Computer Audition & Music Information Retrieval (MIR)
Computer Audition (CA) is general field of study of
algorithms and systems for audio understanding by machine. Since the
notion of what it means for a machine to "hear" is very broad and
somewhat vague, computer audition attempts to bring together several
disciplines that originally dealt with specific problems or had a
concrete application in mind. Inspired by models of human audition, CA
deals with questions of representation, transduction, grouping, use of
musical knowledge and general sound semantics for the purpose of
performing intelligent operations on audio and music signals by the
computer. Technically this requires a combination of methods from the
fields of signal processing, auditory modeling, music perception and
cognition, pattern recognition and machine learning, as well as more
traditional methods of artificial intelligence for musical knowledge
representation.
Computer Audition
Like Computer Vision
versus Image Processing, Computer Audition versus Audio Engineering
deals with understanding of audio rather than processing. It also
differs from problems of speech understanding by machine since it deals
with general audio signals, such as natural sounds and musical
recordings.
Applications of Computer Auditions are widely varying, and include
search for sounds, genre recognition, acoustic monitoring, music
trascription, score following, audio texture, music improvisation,
emotion in audio and so on.
Related Disciplines
Computer Audition overlaps with the following disciplines:
- Music Information Retrieval: methods for search and analysis of similarity between music signals.

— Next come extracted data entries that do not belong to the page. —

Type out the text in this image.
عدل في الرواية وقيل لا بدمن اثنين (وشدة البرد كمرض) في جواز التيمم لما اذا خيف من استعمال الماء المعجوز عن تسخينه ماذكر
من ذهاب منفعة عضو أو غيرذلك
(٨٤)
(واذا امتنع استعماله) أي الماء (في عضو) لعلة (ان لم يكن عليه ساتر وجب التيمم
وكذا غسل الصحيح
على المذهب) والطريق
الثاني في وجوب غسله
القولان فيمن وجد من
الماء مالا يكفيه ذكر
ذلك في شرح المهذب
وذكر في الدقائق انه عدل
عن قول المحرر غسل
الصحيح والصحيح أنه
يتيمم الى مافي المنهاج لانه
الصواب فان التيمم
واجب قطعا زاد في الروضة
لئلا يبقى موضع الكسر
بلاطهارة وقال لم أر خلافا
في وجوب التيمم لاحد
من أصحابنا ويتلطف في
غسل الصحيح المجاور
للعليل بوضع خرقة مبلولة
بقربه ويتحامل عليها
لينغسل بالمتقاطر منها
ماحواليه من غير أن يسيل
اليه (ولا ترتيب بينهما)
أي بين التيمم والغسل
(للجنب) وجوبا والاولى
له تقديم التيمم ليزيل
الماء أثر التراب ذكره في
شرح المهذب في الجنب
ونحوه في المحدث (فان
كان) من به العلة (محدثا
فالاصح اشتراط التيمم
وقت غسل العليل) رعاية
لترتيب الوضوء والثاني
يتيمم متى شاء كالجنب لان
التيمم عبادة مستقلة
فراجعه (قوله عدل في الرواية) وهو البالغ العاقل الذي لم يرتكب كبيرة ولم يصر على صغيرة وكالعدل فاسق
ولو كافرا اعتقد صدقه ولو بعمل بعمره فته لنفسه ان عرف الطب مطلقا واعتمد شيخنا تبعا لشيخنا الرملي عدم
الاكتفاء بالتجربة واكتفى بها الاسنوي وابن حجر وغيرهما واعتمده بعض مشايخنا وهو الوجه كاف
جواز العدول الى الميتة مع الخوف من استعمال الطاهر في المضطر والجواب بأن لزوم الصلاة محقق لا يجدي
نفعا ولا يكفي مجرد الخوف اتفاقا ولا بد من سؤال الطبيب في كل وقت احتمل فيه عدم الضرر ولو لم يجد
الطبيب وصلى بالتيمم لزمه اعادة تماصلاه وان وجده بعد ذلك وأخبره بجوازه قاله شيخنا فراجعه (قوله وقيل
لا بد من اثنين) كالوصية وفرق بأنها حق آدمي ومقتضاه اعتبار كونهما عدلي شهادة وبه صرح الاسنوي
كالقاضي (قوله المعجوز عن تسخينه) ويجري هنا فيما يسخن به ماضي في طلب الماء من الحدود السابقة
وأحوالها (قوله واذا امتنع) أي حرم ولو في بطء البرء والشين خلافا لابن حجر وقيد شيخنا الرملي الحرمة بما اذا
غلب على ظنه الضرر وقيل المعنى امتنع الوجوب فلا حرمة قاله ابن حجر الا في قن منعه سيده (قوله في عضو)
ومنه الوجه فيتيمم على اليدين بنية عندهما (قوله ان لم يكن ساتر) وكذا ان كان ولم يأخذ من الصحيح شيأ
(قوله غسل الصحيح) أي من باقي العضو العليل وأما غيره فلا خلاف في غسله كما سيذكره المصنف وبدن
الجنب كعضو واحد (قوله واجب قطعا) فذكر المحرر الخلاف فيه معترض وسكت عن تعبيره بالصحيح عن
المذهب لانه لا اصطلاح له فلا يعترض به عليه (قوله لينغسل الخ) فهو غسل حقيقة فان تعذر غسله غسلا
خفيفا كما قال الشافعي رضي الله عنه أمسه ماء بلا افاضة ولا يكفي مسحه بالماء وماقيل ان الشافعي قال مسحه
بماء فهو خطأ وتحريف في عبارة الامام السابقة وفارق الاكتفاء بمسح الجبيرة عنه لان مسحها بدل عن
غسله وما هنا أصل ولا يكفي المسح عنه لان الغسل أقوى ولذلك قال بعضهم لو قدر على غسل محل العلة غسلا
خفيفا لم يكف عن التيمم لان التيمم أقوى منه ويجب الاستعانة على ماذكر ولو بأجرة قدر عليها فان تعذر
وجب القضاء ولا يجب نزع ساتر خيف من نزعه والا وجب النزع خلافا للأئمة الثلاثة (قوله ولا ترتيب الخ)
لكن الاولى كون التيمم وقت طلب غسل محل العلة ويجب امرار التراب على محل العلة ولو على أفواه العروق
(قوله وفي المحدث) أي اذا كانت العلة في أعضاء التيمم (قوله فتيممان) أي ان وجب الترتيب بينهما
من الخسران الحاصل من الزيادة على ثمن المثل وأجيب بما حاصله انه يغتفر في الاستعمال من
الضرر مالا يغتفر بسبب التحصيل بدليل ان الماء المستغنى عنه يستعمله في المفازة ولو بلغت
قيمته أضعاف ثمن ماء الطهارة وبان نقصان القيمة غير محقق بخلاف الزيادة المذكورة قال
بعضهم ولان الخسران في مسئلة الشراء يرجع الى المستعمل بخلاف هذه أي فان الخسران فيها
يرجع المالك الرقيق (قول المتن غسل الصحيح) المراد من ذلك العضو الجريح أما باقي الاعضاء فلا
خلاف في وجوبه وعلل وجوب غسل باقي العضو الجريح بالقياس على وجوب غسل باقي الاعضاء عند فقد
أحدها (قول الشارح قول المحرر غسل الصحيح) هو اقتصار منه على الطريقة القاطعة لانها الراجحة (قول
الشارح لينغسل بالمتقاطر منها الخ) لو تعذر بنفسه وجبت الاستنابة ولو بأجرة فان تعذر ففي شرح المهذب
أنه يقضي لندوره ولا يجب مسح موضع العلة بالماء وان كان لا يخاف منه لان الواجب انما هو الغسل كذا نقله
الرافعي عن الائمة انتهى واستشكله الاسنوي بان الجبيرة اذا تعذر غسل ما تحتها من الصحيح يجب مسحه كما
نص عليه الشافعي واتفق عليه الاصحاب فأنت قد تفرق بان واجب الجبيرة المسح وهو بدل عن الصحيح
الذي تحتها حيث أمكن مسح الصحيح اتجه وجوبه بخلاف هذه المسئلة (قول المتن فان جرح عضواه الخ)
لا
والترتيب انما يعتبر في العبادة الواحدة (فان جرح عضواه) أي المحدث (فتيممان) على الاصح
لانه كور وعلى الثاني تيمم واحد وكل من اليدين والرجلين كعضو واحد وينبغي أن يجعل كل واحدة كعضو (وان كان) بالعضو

- Auditory Scence Analysis: understanding and description of audio sources and events.
- Macine listening: methods for extracting auditory meaningful parameters from audio signals.
- Computational musicology and mathematical music theory: use of
algorithms that employ musical knowledge for analysis of music data.
- Computer music: use of computers in creative musical applications.
- Machine musicanship: audition driven interactive music systems.
Music Information Retrieval (MIR)
Music information retrieval or MIR is the interdisciplinary science of retrieving information from music.
This includes:
- Computational methods for classification, clustering, and modelling — Musical feature extraction for mono- and polyphonic music, similarity and pattern matching, retrieval
- Formal methods and databases — Applications of automated music
identification and recognition, such as score following, automatic
accompaniment, Routing and filtering for music and music queries, Query
languages, Standards and other metadata or protocols for music
information handling and retrieval, Multi-agent systems, distributed search)
- Software for music information retrieval — Semantic Web and musical digital objects, Intelligent agents, Collaborative software, Web-based search and semantic retrieval, query by humming, acoustic fingerprinting
- Human-computer interaction and interfaces — Multi-modal interfaces, User interfaces and usability, Mobile applications, User behaviour
- Music perception, cognition, affect, and emotions — Music similarity metrics, Syntactical parameters, Semantic parameters, Musical forms, structures, styles and genres, Music annotation methodologies
- Music analysis and knowledge representation — Automatic
summarization, citing, excerpting, downgrading, transformation, Formal
models of music, digital scores and representations, Music indexing and
metadata
- Music archives, libraries, and digital collections — Music digital libraries, Public access to musical archives, Benchmarks and research databases
- Intellectual property rights and music — National and international intellectual property right issues, Digital rights management, Identification and traceability
- Sociology and Economy of music — Music industry and use of MIR in
the production, distribution, consumption chain, User profiling,
Validation, User needs and expectations, evaluation of music IR
systems, building test collections, experimental design and metrics
Areas of Study
The study of CA could be roughly divided into the following sub-problems:
- Representation: signal and symbolic. This aspect deals with
time-frequency representations, both in terms of notes and spectral
models, including pattern playback and audio texture.
- Feature extraction: sound descriptors, segmentation, onset, pitch and envelope detection, chroma and auditory representations.
- Musical knowledge structures: analysis of tonality, rhythm and harmonies.
- Sound similarity: methods for comparison between sounds, sound identification, novelty detection, segmentation and clustering.
- Sequence modeling: matching and alignment between signals and note sequences.
- Source separation: methods of grouping of simultaneous sounds, such
as multiple pitch detection and time-frequency clustering methds.
- Auditory cognition: modeling of emotions, anticipation and familiarity, auditory surprise and analysis of musical structure.
- Multi-modal analysis: finding correspondences between textual, visual and audio signals.
Representation Issues
Computer audition deals with audio signals that can be represented
in a variety of fashions, from direct encoding of digital audio in two
or more channels to symbolically represented synthesis instructions.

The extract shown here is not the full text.